Just to add a little to what's already been said: If you select one of the other working planes in the working box by clicking the icon (arrowed red in my picture) and then insert a plane using the button from the sphere drop down (rather than the Insert menu) then it will by orientated as you wish. An Infinite plane is just that, in a render it will go to the horizon. What you want is a simple plane. It's probably best if you change the proportions (in the Properties tray) to match the picture that you want to attach to it. To attach the picture, select the plane and switch to the texture room. Then apply the pic as texture map. Back in the Assembly Room, if you click the button for Textured interactive rendering you'll be able to see your plans. HTH Mark

InfoCentral posted Thu, 15 April 2004 at 9:53 AM

Great! I'll have to try that out when I get home tonight. Right now I'm at work and I couldn't get to it yesterday...had to watch the Laker game. Thanks...

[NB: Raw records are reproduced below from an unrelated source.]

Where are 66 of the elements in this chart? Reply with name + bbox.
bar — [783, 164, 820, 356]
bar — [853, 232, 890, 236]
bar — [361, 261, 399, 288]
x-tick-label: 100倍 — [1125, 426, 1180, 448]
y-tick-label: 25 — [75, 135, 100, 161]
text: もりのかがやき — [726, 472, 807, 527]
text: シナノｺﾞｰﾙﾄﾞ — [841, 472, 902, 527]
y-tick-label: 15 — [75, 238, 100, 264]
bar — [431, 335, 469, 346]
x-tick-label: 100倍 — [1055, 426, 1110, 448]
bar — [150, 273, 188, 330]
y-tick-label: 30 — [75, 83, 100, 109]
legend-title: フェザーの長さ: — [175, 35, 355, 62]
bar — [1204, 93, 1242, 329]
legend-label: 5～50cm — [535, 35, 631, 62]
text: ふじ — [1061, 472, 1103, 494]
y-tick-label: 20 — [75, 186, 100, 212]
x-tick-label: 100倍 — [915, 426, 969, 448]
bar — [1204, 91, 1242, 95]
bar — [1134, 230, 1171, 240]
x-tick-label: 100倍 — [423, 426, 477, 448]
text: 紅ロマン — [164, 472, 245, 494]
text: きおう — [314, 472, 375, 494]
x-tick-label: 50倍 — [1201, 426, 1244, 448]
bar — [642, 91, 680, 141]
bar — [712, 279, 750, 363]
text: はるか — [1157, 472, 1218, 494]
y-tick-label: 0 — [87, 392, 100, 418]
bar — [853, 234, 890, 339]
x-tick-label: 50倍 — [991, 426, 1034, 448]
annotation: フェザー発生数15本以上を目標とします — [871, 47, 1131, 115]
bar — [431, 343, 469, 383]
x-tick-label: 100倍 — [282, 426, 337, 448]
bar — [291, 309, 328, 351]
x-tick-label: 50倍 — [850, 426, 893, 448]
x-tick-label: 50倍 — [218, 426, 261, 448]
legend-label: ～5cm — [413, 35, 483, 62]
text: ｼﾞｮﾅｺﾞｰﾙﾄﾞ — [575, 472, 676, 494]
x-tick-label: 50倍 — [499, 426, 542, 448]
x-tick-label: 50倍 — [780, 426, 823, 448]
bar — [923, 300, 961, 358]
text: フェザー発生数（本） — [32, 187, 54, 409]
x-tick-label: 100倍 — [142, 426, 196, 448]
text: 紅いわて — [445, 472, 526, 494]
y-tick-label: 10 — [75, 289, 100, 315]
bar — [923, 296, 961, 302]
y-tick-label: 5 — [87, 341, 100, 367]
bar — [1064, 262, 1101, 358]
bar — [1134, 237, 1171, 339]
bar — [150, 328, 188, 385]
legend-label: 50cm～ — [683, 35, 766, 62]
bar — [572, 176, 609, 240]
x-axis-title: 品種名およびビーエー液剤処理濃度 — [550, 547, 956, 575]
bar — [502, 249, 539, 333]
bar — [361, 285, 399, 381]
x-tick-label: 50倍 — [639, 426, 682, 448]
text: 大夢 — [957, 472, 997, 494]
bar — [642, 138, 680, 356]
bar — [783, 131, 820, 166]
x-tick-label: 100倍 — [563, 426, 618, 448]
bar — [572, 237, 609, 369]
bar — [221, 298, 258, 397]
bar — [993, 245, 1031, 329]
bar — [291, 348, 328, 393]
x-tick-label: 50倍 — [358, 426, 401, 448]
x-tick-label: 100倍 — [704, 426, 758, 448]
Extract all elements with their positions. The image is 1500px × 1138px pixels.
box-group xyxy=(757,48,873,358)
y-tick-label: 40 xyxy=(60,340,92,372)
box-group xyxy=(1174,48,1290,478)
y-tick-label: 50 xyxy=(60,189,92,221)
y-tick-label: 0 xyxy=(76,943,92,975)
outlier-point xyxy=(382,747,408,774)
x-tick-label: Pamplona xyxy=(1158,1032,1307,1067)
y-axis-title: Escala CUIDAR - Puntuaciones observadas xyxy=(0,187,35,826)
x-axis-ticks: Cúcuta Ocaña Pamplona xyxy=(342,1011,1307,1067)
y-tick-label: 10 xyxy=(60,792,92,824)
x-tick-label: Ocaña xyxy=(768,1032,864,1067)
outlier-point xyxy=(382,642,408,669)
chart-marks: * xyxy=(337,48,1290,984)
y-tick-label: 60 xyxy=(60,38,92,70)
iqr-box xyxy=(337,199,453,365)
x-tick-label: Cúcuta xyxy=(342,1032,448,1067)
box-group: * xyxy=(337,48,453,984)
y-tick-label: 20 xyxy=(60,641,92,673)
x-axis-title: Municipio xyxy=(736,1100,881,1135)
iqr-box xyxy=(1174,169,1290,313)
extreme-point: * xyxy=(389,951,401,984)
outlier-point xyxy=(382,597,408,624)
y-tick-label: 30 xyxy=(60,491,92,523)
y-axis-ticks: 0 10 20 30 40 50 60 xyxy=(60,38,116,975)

InfoCentral posted Sat, 17 April 2004 at 11:39 AM

Well that worked great. The problem is that once I insert the planes and texture them I can only see them in the Assembly Room. The tutorial tells you to hand draw the parts of the airplane in the Spline Modeler, extrude, and then switch to the Assembly Room, line them up against the textured blue prints and adjust as needed. Isn't there a better way than this? Can I put the blue prints into the Spline Modeler and trace them? This sure would speed things up a bit. Thanks...


falconperigot posted Sun, 18 April 2004 at 3:40 AM

What you need in the Spline Modeler is cross-sections. As the tutorial says, the best way of getting these is to do them in Illustrator and import them - not very helpful if you haven't got Illustrator (but they are on the CD). Drawing them in the SM is not easy as, as you say, there's no way of tracing. It is possible to see what you are doing in the Preview window though, and you can drag this to enlarge it, move stuff around etc., all from within the SM (But to see the plans make sure the Textured render button is clicked like in the Assembly Room).


InfoCentral posted Mon, 19 April 2004 at 9:47 AM

"As the tutorial says, the best way of getting these is to do them in Illustrator and import them - not very helpful if you haven't got Illustrator (but they are on the CD)." The images on my CD are TIFF format and not AI format. I guess I could import them into AI and then save them. If I read the manual correctly (and correct me if I am worng) you can import images into the Spline Modeler but only in AI format?


falconperigot posted Mon, 19 April 2004 at 10:17 AM

I suppose you are talking about the wing cross-sections. I think you'll find the fuselage cross-sections are there, in their own folder, in ai format. I should have thought the the wing cross-sections would be easy enough to draw without a reference other than the illustration on p100. You can import only ai format files into the Spline Modeler. This is so that you can import cross-sections 'ready-made' (rather than using them as a background image).